In fact, it’s the film’s superfluous elements which ultimately detach The Dark Knight Rises from any level of supreme greatness it could have achieved. The screenplay is bloated with far too many characters, events, subplots, and other excess fat which could have been easily trimmed to narrow the focus. But, I get it; the scope of the Batman universe has never been about downplaying anything, and the task of wrapping up one of the most inventive reboots in cinematic history is no easy task. The strength of the film lies within its ability to simply remain faithful to the tone and scope of Nolan’s initial blueprint in Batman Begins; whereas the evils of The Dark Knight were much more disturbing, complex, and brimming with the passion of indulging within its own sinister mythos, The Dark Knight Rises feels cold and calculated, thrilling on the surface but, thankfully, twisted and morally ambiguous in its own right. It is, at times, difficult to choose a moral “side” of the battle, primarily because the power of Nolan’s Batman saga as a whole has always been the ability to present the material slightly ambiguously; yes, we think killing is “wrong” and there is a clear distinction between “hero” and “villain,” but who can’t feel inclined, at least in part, to side with someone like the Joker, morally corrupt but with intent to destroy an equally corrupt system of bourgeois politics and societal oppression?

Perhaps I’m getting too philosophical for my own good.

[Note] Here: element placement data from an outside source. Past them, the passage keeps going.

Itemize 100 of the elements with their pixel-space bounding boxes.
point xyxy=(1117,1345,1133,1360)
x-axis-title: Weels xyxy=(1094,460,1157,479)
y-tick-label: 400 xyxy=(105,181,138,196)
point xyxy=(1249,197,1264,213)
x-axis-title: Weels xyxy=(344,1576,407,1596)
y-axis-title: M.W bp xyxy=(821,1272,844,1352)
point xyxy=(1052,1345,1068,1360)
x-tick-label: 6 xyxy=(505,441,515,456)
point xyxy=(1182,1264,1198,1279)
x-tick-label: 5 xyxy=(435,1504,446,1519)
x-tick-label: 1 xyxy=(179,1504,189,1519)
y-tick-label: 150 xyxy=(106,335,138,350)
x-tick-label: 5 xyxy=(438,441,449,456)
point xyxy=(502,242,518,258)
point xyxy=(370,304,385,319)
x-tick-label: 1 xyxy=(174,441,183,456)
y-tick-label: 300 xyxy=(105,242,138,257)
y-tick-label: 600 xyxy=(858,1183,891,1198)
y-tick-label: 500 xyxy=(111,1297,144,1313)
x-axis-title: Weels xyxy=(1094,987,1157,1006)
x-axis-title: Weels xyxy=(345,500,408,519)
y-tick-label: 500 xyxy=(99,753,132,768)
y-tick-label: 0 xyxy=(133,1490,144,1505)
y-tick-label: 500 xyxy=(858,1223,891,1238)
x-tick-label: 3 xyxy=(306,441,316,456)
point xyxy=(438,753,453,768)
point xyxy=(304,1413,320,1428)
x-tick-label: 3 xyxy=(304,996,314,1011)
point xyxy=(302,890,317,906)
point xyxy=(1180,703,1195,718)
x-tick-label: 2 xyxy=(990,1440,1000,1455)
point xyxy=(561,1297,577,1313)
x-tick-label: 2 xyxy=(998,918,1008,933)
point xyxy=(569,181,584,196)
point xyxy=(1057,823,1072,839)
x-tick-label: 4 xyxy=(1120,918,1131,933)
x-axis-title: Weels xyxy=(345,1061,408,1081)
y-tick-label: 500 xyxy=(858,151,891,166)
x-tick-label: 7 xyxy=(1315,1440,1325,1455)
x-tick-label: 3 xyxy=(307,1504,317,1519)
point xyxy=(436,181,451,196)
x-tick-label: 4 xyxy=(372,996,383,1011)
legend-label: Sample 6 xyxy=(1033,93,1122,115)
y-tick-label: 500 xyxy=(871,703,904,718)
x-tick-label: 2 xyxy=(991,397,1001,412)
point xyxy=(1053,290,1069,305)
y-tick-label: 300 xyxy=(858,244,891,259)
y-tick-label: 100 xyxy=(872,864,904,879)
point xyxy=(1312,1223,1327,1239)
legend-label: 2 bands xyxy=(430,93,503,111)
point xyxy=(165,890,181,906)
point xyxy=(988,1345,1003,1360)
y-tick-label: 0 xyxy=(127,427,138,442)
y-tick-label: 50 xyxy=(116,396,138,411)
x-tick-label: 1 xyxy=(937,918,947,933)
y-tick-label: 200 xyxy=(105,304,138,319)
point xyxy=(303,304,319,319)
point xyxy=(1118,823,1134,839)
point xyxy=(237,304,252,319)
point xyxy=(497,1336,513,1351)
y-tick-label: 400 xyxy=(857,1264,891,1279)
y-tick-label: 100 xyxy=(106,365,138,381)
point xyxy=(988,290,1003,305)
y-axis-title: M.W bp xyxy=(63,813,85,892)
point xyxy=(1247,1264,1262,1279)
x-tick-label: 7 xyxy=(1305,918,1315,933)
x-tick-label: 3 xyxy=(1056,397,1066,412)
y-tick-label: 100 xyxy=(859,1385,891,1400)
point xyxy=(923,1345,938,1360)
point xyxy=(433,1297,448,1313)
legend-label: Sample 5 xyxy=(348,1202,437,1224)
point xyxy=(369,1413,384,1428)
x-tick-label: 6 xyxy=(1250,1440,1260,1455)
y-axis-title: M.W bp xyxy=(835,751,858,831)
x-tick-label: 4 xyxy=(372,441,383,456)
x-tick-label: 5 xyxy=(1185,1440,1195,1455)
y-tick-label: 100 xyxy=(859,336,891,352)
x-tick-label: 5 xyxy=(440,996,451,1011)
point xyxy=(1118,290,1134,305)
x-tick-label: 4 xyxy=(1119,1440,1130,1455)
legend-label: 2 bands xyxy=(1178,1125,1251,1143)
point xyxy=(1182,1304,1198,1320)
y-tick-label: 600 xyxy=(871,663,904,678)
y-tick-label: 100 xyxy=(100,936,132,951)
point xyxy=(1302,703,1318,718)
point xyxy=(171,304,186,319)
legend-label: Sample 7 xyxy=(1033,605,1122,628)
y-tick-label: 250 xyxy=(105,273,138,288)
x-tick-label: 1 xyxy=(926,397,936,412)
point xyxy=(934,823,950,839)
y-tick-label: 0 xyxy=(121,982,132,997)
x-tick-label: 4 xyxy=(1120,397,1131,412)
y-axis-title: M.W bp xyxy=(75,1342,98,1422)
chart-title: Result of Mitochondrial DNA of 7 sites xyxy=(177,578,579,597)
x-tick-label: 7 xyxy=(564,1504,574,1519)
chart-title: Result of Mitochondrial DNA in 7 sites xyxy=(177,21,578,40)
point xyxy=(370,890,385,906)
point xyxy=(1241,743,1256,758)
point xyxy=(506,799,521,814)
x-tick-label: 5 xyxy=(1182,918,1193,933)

The savory bits of the conclusion to Nolan’s Batman trilogy really don’t lie within the individual film itself. The importance of The Dark Knight Rises is, in a sense, its ability to successfully wrap up the series which birthed it, and it does a sensational job at that as the last exciting breath of action-packed air to escape (not as subtly as I would have liked) from the lungs of the saga as it dies. A hero is not perfect, and neither is Nolan’s conclusion to his fantastic trilogy, but at least he was able to show us that over the course of three complimentary films that work as an overall package, despite their various shortcomings. Nolan’s interpretation of Batman has always been a fantasy for the people of Gotham; a beacon of hope in a shadowy underworld, the city a mere reflection what we as an audience should see within ourselves, questioning our own governances and societal positions. The line between patriarchal rule and violent force is something which has become altogether blurred through Nolan’s lens, The Dark Knight Rises his Fourth of July fireworks display; the capstone of his blossoming small-scale revolution.